Ensuite parce que l’industrie horlogère traverse alors sa pire tempête. La crise du quartz, ces montres électroniques japonaises précises et bon marché, lamine la mécanique suisse. Blancpain manque disparaître, avant d’être relevée au début des années 1980 par Jean-Claude Biver et Jacques Piguet, qui parient à contre-courant sur la montre mécanique traditionnelle quand tout le monde la déclare morte. La Fifty Fathoms hiberne, jusqu’à la pleine résurrection de la collection en 2007. La Submariner, elle, ne s’est jamais arrêtée, et sort de la crise transfigurée en icône.
Car voici le paradoxe des années 1990 et 2000. Moins la montre de plongée sert à plonger, plus elle se vend. Elle devient un uniforme social, reconnaissable entre mille, déclinée en acier, en or, jusqu’à des versions serties de pierres qui ne verront jamais la mer. La lunette qui sauvait des vies sert désormais à signaler une appartenance. On la porte au bureau, en costume, sous une manche de chemise. L’accident de décompression n’est plus un risque. C’est devenu une anecdote à raconter.
La leçon
L’histoire de la montre de plongée est un cas d’école de ce que le marketing nomme, quand il ose le nommer, le transfert de valeur. Une fonction technique réelle et datée, mesurer un temps de sécurité sous l’eau, s’est muée en signe pur. Le processus n’a rien d’un hasard ni d’une trahison. Il suit une mécanique repérable, que le secteur horloger a rejouée mille fois depuis.
La fonction crée d’abord la légitimité. Personne n’aurait acheté une Submariner par pur snobisme si elle n’avait pas d’abord servi, vraiment, à des plongeurs réels. La preuve d’usage est le socle. Le récit d’exploit prend ensuite le relais et prolonge la fonction loin au-delà de son utilité concrète. La fosse des Mariannes, la Calypso, les nageurs de combat français : ces histoires valent parce qu’elles sont vraies, et elles finissent par devenir le produit qu’on vend. Puis la technologie rend la fonction obsolète, et l’objet ne meurt pas pour autant. Il monte en gamme. Délesté de son emploi, il devient signe, et le signe se paie plus cher que l’outil.

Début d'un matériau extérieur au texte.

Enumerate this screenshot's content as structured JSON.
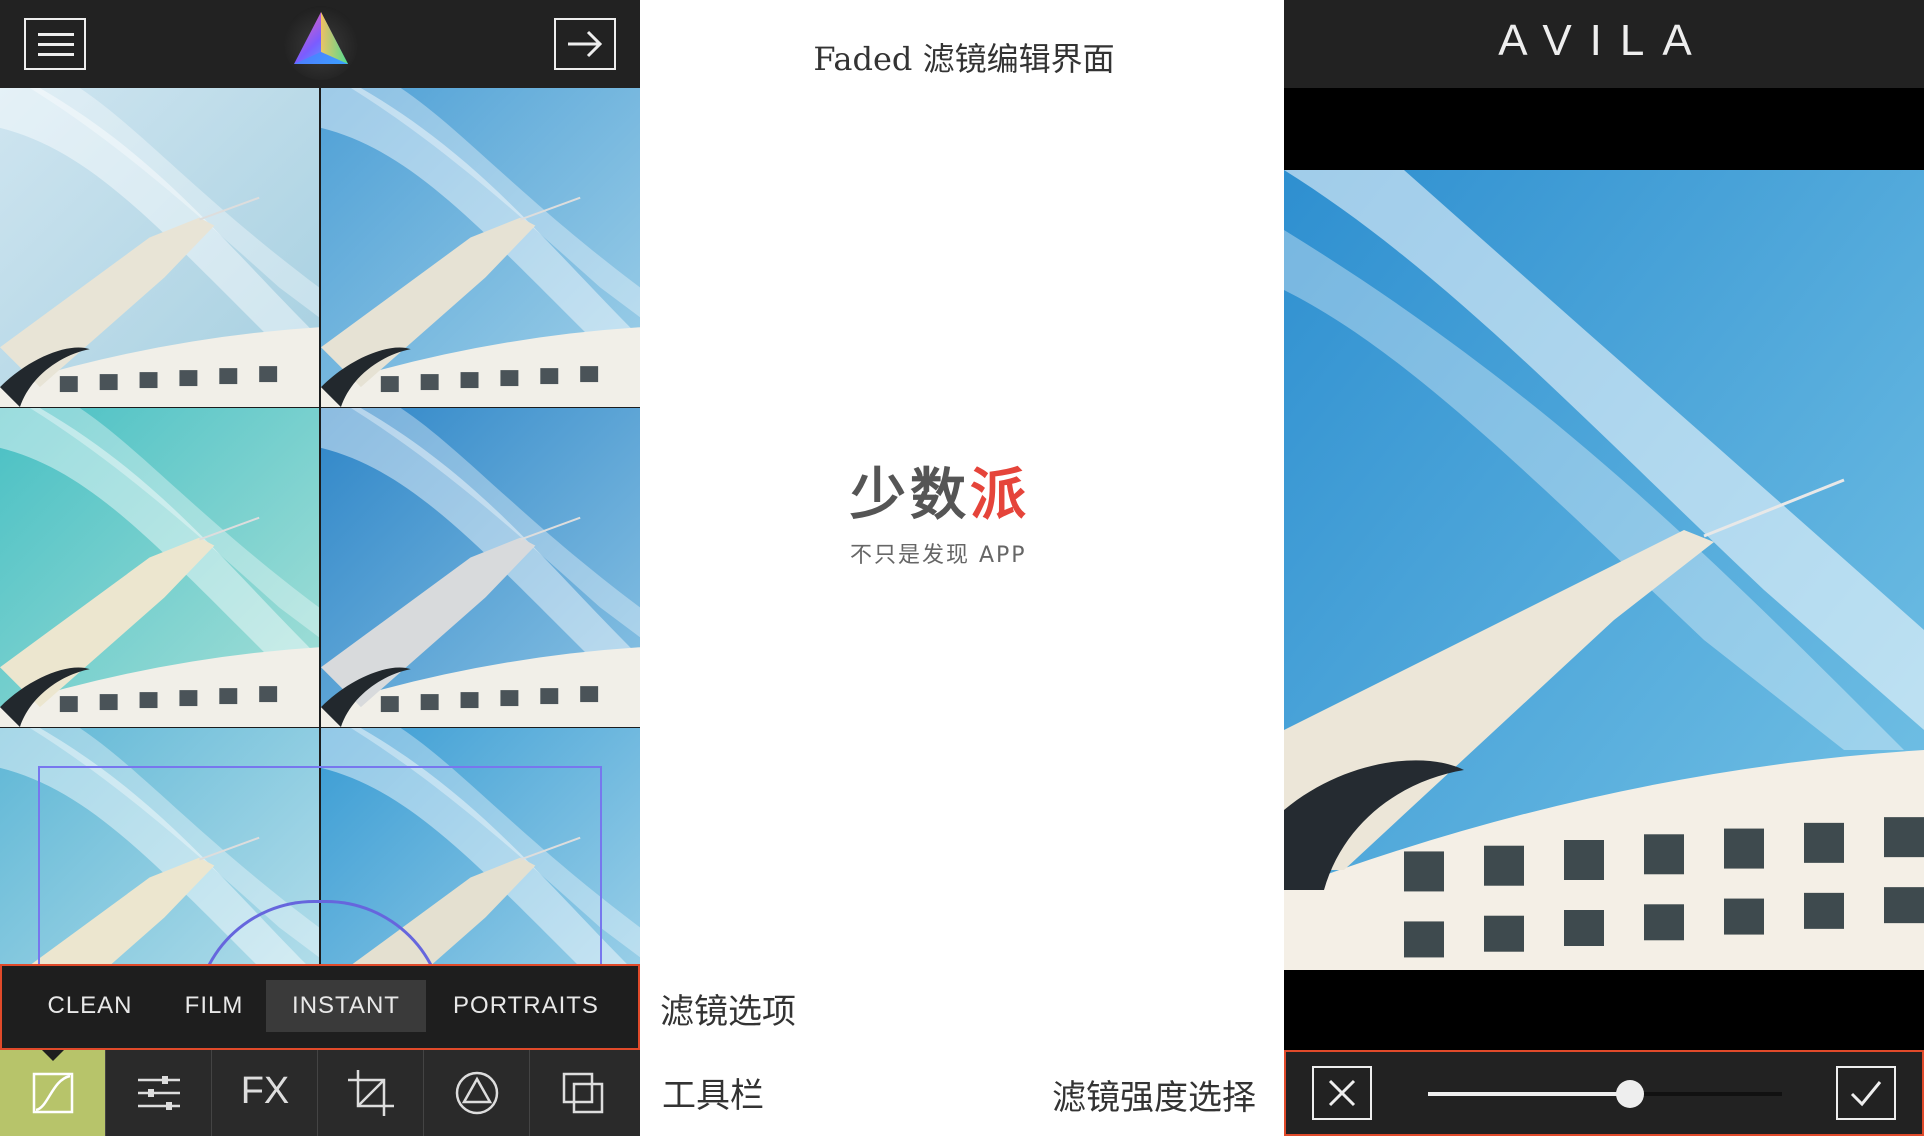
{
  "left": {
    "menu_icon": "hamburger-menu-icon",
    "logo_icon": "prism-triangle-logo",
    "next_icon": "arrow-right-icon",
    "filter_tabs": [
      {
        "label": "CLEAN",
        "active": false
      },
      {
        "label": "FILM",
        "active": false
      },
      {
        "label": "INSTANT",
        "active": true
      },
      {
        "label": "PORTRAITS",
        "active": false
      }
    ],
    "tools": [
      "curves-icon",
      "sliders-icon",
      "fx-icon",
      "crop-icon",
      "triangle-circle-icon",
      "layers-icon"
    ],
    "fx_label": "FX"
  },
  "middle": {
    "title": "Faded  滤镜编辑界面",
    "brand_main_a": "少数",
    "brand_main_b": "派",
    "brand_sub": "不只是发现 APP",
    "note_filters": "滤镜选项",
    "note_toolbar": "工具栏",
    "note_intensity": "滤镜强度选择"
  },
  "right": {
    "filter_name": "AVILA",
    "cancel_icon": "close-icon",
    "confirm_icon": "checkmark-icon",
    "intensity": 0.57
  },
  "colors": {
    "accent_orange": "#e04a2a",
    "active_tool": "#b7c46a",
    "brand_red": "#e5443a"
  }
}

Voilà pourquoi une marque assise sur un tel patrimoine détient un actif presque impossible à copier. On imite une lunette tournante en quelques mois. On ne fabrique pas rétroactivement soixante-dix ans de plongées, un télégramme de Piccard ou une Palme d’or. Le luxe horloger vit aujourd’hui de cette rente narrative. La leçon pour toute marque qui rêve d’entrer dans ce jeu a quelque chose de brutal : le statut ne se décrète pas, il se dépose comme un sédiment, une plongée après l’autre. Il faut d’abord avoir servi à quelque chose pour pouvoir, un jour, ne plus servir à rien et se vendre plus cher que jamais.
Repères
| Date | Événement |
|---|---|
| 1926 | Rolex dépose l’Oyster, boîtier étanche à couronne, fond et lunette vissés |
| 1927 | Nage de réhabilitation de Mercedes Gleitze : inachevée, mais l’Oyster au cou ressort intacte |
| 1953 | Naissance parallèle de la Blancpain Fifty Fathoms et de la Rolex Submariner |
| 1954 | L’étanchéité de la Submariner passe de 100 à 200 mètres |
| 1956 | Le Monde du silence (Cousteau, Malle), Palme d’or à Cannes |
| 23 janvier 1960 | La Deep Sea Special descend à 10 916 m avec le bathyscaphe Trieste |
| Années 1980 | Ordinateurs de plongée et crise du quartz ; relance de Blancpain |
| 2007 | Résurrection complète de la collection Fifty Fathoms |
Sources : Rolex, pages d’histoire officielles (1926-1945 et 1953-1967), présentation de la Submariner et dossier Jacques Piccard, Don Walsh et la Deep Sea Special (télégramme de 1960, citation de Hans Wilsdorf). Blancpain, Lettres du Brassus, récits historiques de la Fifty Fathoms et des nageurs de combat (Robert Maloubier, Claude Riffaud, cahier des charges, refus de LIP, rôle de Jean-Jacques Fiechter) et page de collection Fifty Fathoms. Festival de Cannes, fiche officielle du Monde du silence, Palme d’or 1956.
Recherches et rédaction assistées par Claude Code.